Taufik Fajar, Jurnalis · Sabtu 25 April 2020 20:05 WIB
https: img.okezone.com content 2020 04 25 320 2204867 tantangan-industri-pengalengan-ikan-hadapi-corona-duGkH65s7Y.jpg Ikan (Foto: Okezone)

JAKARTA - Meski mencatatkan kinerja yang positif, industri pengalengan ikan juga menghadapi berbagai tantangan terhadap dampak pandemi Covid-19.

Tantangan tersebut, antara lain kenaikan harga kaleng, pasta saus dan terigu pengental yang diimpor serta berkurangnya bahan baku ikan yang diimpor dari negara yang memberlakukan lockdown.

“Ekspor olahan ikan ke negara yang terkena wabah Covid-19 juga mengalami gangguan akibat operator shipping yang belum beroperasi normal dan pihak buyer menunda pembelian sehingga stok menumpuk di cold storage,” tutur Direktur Jenderal Industri Agro Kementerian Perindustrian Abdul Rochim dalam keterangan tertulisnya, di Jakarta, Sabtu (25/4/2020).

Kemenperin mencatat, hingga kini terdapat 718 unit usaha pengolahan ikan yang tersebar di berbagai wilayah Indonesia. Jumlah produksi sektor pengolahan ikan ini mencapai 1,6 juta ton pada tahun 2019, meningkat 300 ribu ton dibanding tahun 2016.
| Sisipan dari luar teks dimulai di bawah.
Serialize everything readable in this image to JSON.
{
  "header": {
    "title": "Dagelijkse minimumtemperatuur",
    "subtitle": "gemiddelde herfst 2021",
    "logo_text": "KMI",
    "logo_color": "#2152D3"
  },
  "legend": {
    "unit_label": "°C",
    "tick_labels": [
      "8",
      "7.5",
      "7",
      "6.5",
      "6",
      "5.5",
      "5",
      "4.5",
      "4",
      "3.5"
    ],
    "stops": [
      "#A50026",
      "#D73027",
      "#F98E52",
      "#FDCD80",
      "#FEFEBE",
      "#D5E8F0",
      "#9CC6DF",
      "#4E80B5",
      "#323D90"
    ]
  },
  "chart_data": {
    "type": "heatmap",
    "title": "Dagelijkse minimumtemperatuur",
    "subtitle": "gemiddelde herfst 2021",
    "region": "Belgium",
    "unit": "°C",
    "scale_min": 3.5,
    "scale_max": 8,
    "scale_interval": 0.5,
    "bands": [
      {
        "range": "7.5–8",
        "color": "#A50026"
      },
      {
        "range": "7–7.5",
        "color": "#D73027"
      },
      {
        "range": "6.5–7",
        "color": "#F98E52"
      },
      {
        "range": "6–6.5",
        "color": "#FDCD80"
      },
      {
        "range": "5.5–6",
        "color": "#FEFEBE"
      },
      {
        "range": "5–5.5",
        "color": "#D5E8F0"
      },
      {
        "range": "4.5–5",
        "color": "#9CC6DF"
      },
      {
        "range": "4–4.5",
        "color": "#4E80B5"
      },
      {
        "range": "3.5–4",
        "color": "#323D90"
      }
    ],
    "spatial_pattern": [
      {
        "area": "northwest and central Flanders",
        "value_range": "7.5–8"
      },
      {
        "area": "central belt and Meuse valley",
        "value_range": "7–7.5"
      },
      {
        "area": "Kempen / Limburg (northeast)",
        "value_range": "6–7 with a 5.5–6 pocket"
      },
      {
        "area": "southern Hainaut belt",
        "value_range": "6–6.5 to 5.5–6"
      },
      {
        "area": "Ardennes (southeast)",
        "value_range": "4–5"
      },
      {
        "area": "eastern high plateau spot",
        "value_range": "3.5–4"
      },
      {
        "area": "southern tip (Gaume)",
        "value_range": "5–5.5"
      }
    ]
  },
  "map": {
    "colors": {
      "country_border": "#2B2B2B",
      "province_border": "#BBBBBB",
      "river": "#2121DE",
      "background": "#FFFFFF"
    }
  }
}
“Untuk nilai ekspornya, sektor industri ini juga meningkat pada tahun 2019 menjadi USD4,1 juta,” ungkap Rochim.

Sebelumnya, industri pengalengan ikan merupakan salah satu sektor yang mendapat keberkahan di tengah pandemi Covid-19.
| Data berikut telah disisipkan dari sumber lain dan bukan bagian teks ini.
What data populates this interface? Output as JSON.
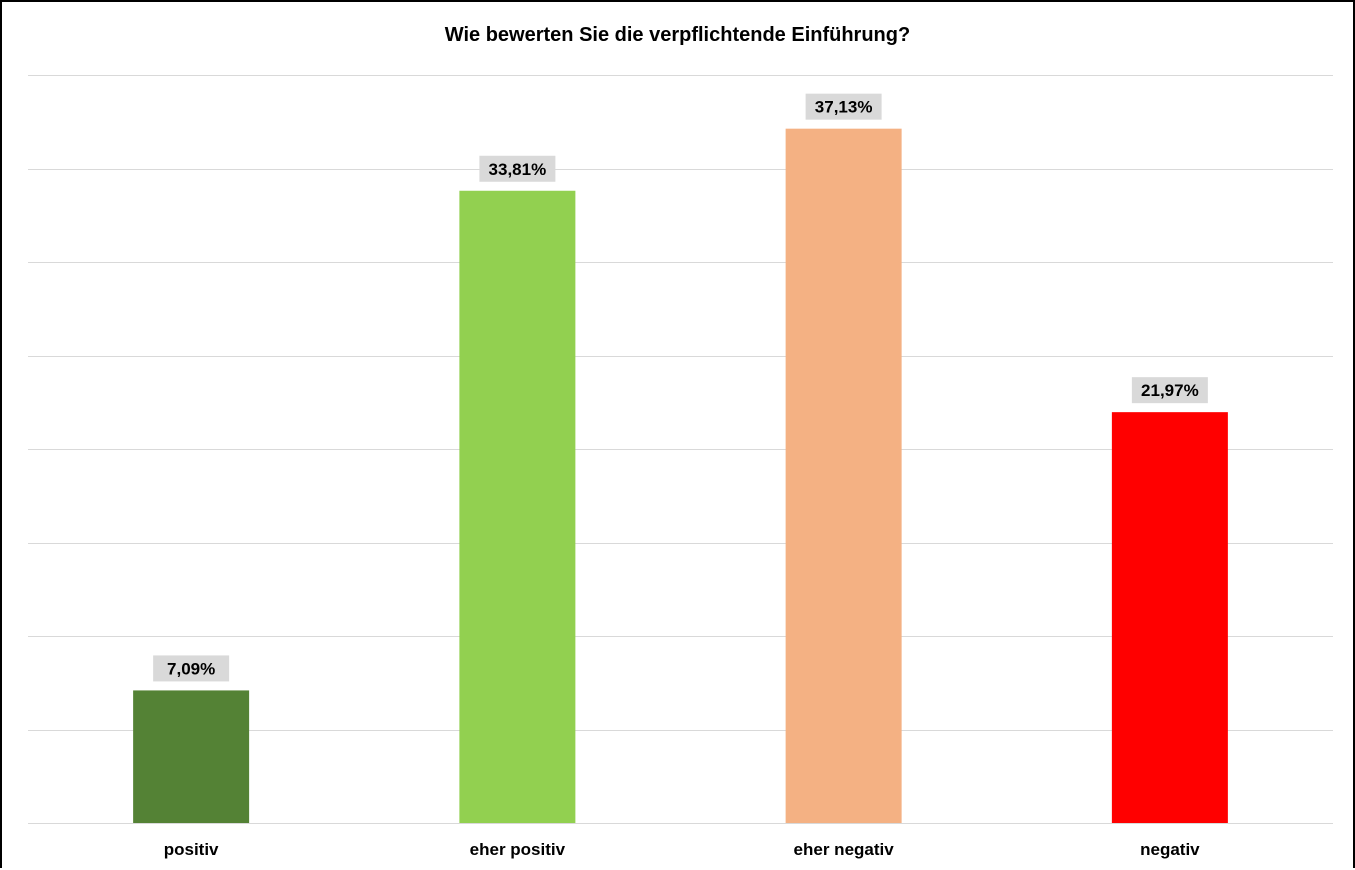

Sebab, permintaan terhadap produk olahan di sektor tersebut cenderung semakin meningkat khususnya untuk memenuhi kebutuhan protein masyarakat.
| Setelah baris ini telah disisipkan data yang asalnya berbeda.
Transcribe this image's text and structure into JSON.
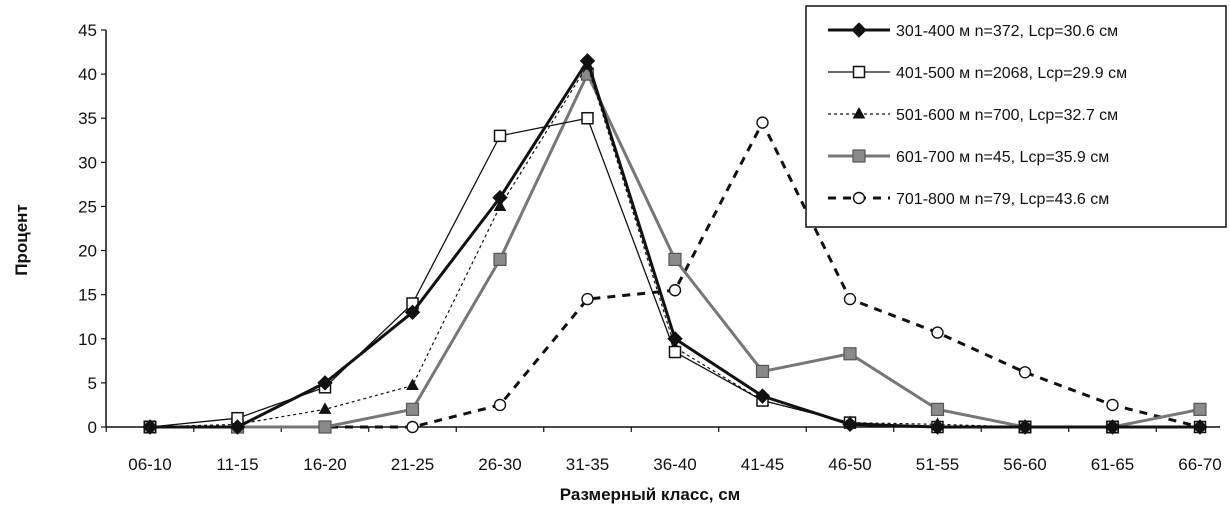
{
  "chart_data": {
    "type": "line",
    "title": "",
    "xlabel": "Размерный класс, см",
    "ylabel": "Процент",
    "categories": [
      "06-10",
      "11-15",
      "16-20",
      "21-25",
      "26-30",
      "31-35",
      "36-40",
      "41-45",
      "46-50",
      "51-55",
      "56-60",
      "61-65",
      "66-70"
    ],
    "ylim": [
      0,
      45
    ],
    "yticks": [
      0,
      5,
      10,
      15,
      20,
      25,
      30,
      35,
      40,
      45
    ],
    "grid": false,
    "legend_position": "top-right",
    "series": [
      {
        "name": "301-400 м  n=372, Lcp=30.6 см",
        "marker": "diamond",
        "line": "thick-solid",
        "color": "#111111",
        "values": [
          0,
          0,
          5,
          13,
          26,
          41.5,
          10,
          3.5,
          0.3,
          0,
          0,
          0,
          0
        ]
      },
      {
        "name": "401-500 м  n=2068, Lcp=29.9 см",
        "marker": "open-square",
        "line": "thin-solid",
        "color": "#111111",
        "values": [
          0,
          1,
          4.5,
          14,
          33,
          35,
          8.5,
          3,
          0.5,
          0,
          0,
          0,
          0
        ]
      },
      {
        "name": "501-600 м  n=700, Lcp=32.7 см",
        "marker": "triangle",
        "line": "thin-dashed",
        "color": "#111111",
        "values": [
          0,
          0.3,
          2,
          4.7,
          25,
          41,
          9,
          3,
          0.5,
          0.3,
          0,
          0,
          0
        ]
      },
      {
        "name": "601-700 м  n=45,  Lcp=35.9 см",
        "marker": "grey-square",
        "line": "grey-solid",
        "color": "#707070",
        "values": [
          0,
          0,
          0,
          2,
          19,
          40,
          19,
          6.3,
          8.3,
          2,
          0,
          0,
          2
        ]
      },
      {
        "name": "701-800 м  n=79,  Lcp=43.6 см",
        "marker": "open-circle",
        "line": "bold-dashed",
        "color": "#111111",
        "values": [
          0,
          0,
          0,
          0,
          2.5,
          14.5,
          15.5,
          34.5,
          14.5,
          10.7,
          6.2,
          2.5,
          0
        ]
      }
    ]
  }
}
“Stok nasional untuk produk sarden dan makarel kaleng saat ini berjumlah 35 juta kaleng. Selain diserap melalui pasar ekspor, ritel dan online, olahan ikan kaleng dapat dimanfaatkan sebagai salah satu produk bantuan sosial yang memenuhi kebutuhan protein masyarakat,” katanya.